Tuesday, November 1, 2011

Bow Your Heads, The Soybeans Are Done!

So here it is November now, and we still have soybeans to harvest. Well we aren't the only ones. Several in the area were taking advantage of the nice sunny and warm day to try and finish the beans. But this was our last field, and it was different in that we had some field-long strip treatments that we wanted to get yields of. So we did. The treatments were on certain gps tracks in the field, and Stephanie rides along with Phil to help follow the carefully constructed harvest plan. Stephanie returns the favor by taking a picture of me taking a harvest sample and recording the strip weight. (See, I do stuff besides just take pictures.) After our treatment harvest, Phil finished harvesting the rest of the field and we bid farewell to soybeans for another year.

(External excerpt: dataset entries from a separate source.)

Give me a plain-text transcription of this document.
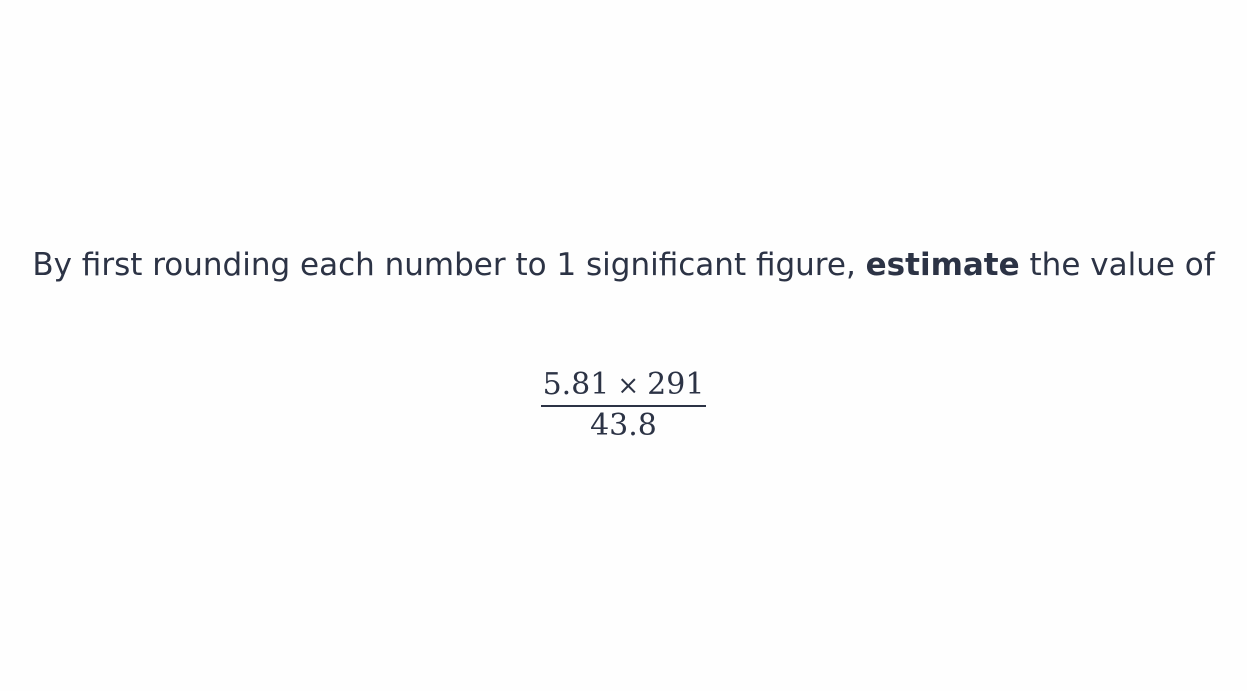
By first rounding each number to 1 significant figure, estimate the value of
$\frac{5.81 \times 291}{43.8}$
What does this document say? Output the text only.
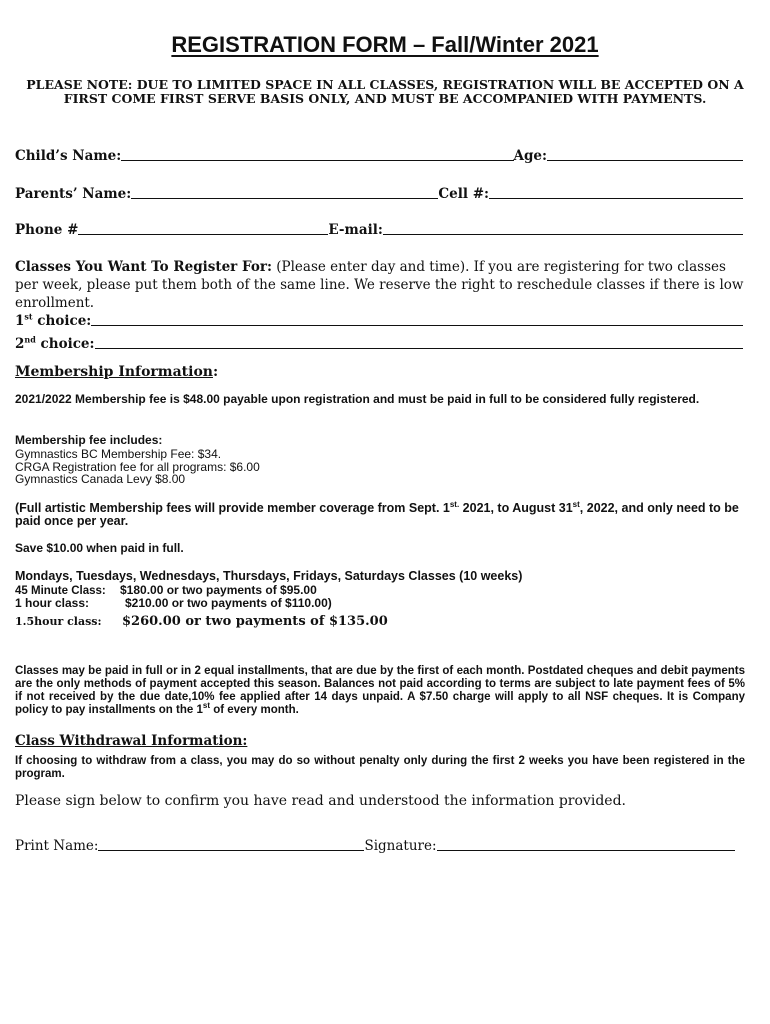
REGISTRATION FORM – Fall/Winter 2021
PLEASE NOTE: DUE TO LIMITED SPACE IN ALL CLASSES, REGISTRATION WILL BE ACCEPTED ON A FIRST COME FIRST SERVE BASIS ONLY, AND MUST BE ACCOMPANIED WITH PAYMENTS.
Child’s Name:	Age:
Parents’ Name:	Cell #:
Phone #	E-mail:
Classes You Want To Register For: (Please enter day and time). If you are registering for two classes per week, please put them both of the same line. We reserve the right to reschedule classes if there is low enrollment.
1st choice:
2nd choice:
Membership Information:
2021/2022 Membership fee is $48.00 payable upon registration and must be paid in full to be considered fully registered.
Membership fee includes:
Gymnastics BC Membership Fee: $34.
CRGA Registration fee for all programs: $6.00
Gymnastics Canada Levy $8.00
(Full artistic Membership fees will provide member coverage from Sept. $1^{st.}$ 2021, to August 31st, 2022, and only need to be paid once per year.
Save $10.00 when paid in full.
Mondays, Tuesdays, Wednesdays, Thursdays, Fridays, Saturdays Classes (10 weeks)
45 Minute Class: $180.00 or two payments of $95.00
1 hour class:	$210.00 or two payments of $110.00)
1.5hour class: $260.00 or two payments of $135.00
Classes may be paid in full or in 2 equal installments, that are due by the first of each month. Postdated cheques and debit payments are the only methods of payment accepted this season. Balances not paid according to terms are subject to late payment fees of 5% if not received by the due date,10% fee applied after 14 days unpaid. A $7.50 charge will apply to all NSF cheques. It is Company policy to pay installments on the 1st of every month.
Class Withdrawal Information:
If choosing to withdraw from a class, you may do so without penalty only during the first 2 weeks you have been registered in the program.
Please sign below to confirm you have read and understood the information provided.
Print Name:	Signature:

Sorry not to have shown what the specialty crop folks are doing for awhile. Well they are busy constructing a greenhouse by the new equipment building. It will have access to water and power here. They will use this greenhouse to get transplants going in the spring for setting into the field experiments. It will be better than the growth chamber (a.k.a. "the morgue") they use now. Here we see Tim checking Brian and the ground to make sure it's level. Uh....well good luck with that.

Below we see Ron running the chisel plow on Farm 7. Now we do save ground for no-till soybeans, but this was on Farm 7 which was tiled last year and needs some tillage to get it more level. Take it from one who rode over the tile tracks in the grain cart.

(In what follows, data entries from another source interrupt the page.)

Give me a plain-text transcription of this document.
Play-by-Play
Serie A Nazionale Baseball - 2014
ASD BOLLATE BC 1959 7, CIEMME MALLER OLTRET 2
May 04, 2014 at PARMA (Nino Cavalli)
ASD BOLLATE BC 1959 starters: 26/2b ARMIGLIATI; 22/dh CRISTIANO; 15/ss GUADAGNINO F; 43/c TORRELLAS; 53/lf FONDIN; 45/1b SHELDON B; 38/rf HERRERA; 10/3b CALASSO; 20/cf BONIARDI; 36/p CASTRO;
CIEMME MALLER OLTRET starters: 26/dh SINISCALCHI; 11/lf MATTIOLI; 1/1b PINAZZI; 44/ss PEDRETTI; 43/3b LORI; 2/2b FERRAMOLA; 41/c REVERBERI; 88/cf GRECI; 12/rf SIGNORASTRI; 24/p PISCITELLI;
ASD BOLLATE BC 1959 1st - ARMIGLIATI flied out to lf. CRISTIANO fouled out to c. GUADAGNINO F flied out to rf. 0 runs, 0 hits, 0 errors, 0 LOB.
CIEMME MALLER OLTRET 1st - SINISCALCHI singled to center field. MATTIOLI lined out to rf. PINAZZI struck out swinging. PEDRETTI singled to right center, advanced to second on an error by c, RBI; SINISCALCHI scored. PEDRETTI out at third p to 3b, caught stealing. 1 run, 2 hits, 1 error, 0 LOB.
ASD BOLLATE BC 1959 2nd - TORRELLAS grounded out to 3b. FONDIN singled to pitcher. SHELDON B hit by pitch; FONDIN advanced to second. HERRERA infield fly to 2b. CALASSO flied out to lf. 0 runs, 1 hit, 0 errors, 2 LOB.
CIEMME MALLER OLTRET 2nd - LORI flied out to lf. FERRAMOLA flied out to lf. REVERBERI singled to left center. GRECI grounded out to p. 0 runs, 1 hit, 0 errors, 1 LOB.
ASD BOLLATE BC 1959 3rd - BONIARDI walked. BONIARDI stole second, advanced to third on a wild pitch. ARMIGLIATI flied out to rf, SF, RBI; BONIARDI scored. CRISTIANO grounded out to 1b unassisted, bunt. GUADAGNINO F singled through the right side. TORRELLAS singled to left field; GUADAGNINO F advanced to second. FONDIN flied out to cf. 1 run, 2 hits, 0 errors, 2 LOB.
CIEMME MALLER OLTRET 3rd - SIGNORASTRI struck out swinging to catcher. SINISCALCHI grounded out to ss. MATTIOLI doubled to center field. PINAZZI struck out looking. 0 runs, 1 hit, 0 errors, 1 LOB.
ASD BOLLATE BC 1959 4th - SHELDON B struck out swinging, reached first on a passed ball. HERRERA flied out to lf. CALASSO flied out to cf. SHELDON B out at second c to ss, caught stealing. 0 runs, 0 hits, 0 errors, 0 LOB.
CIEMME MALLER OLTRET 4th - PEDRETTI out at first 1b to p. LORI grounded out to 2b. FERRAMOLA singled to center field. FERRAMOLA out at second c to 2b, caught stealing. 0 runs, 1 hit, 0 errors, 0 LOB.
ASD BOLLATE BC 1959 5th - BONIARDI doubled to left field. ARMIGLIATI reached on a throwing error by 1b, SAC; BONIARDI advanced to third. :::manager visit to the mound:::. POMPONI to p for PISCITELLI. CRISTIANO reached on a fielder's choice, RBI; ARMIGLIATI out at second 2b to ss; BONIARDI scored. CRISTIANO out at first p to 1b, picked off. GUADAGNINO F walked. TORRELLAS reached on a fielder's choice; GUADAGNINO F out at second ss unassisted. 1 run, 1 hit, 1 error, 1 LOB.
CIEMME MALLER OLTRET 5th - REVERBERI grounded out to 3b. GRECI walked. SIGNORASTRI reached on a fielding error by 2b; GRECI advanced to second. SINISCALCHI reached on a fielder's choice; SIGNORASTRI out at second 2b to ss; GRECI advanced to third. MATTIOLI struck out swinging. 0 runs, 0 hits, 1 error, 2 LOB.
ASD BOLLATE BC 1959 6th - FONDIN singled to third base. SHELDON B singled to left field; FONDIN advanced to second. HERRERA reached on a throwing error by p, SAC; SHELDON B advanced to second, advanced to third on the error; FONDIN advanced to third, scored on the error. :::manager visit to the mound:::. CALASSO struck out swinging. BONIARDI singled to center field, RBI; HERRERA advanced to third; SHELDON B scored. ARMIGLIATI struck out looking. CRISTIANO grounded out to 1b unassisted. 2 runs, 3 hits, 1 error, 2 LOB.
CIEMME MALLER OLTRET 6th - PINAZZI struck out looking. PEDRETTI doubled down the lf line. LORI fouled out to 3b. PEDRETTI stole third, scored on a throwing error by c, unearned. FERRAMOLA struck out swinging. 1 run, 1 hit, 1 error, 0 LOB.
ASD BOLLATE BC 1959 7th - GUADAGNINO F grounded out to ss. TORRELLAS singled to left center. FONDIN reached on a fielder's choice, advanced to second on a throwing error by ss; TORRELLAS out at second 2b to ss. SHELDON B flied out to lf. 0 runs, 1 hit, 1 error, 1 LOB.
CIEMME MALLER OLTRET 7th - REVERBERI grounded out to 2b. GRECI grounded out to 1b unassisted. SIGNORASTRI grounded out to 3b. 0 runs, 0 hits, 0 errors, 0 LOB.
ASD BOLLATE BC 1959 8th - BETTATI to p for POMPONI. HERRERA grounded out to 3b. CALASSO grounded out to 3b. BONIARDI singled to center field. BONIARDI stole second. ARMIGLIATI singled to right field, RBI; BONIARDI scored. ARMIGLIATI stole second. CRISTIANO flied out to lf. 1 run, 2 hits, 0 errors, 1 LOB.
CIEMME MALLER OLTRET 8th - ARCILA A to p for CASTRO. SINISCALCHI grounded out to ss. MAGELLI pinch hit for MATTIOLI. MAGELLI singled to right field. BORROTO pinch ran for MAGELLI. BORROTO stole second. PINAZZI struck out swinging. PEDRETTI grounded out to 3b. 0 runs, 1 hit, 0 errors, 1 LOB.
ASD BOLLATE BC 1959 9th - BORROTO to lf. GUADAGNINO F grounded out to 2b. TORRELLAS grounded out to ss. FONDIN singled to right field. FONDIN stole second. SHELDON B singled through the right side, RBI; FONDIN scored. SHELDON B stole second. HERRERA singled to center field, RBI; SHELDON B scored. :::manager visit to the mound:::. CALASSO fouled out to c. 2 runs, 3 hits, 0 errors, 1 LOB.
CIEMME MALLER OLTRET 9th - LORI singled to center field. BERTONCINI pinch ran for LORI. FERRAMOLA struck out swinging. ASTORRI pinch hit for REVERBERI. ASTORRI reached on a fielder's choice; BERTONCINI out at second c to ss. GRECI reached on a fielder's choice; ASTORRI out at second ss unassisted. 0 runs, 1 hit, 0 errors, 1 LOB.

There was one more important task. What, you have never collected a dairy manure sample? We had some manure spread on one of our field plots today, and we collect a sample to test mainly for nitrogen content. As bad as this is, it's better than the poor lab person on the other end who has to open and run these all day. We saw that on our tour of Midwest Labs just about exactly a year ago. (Which was recorded in this blog.) Well there's something for everyone.

I got this cleaned up and stashed for shipment to Omaha. Although I hope no one tries to make coffee with it tomorrow from this container. Good to the last drop, indeed!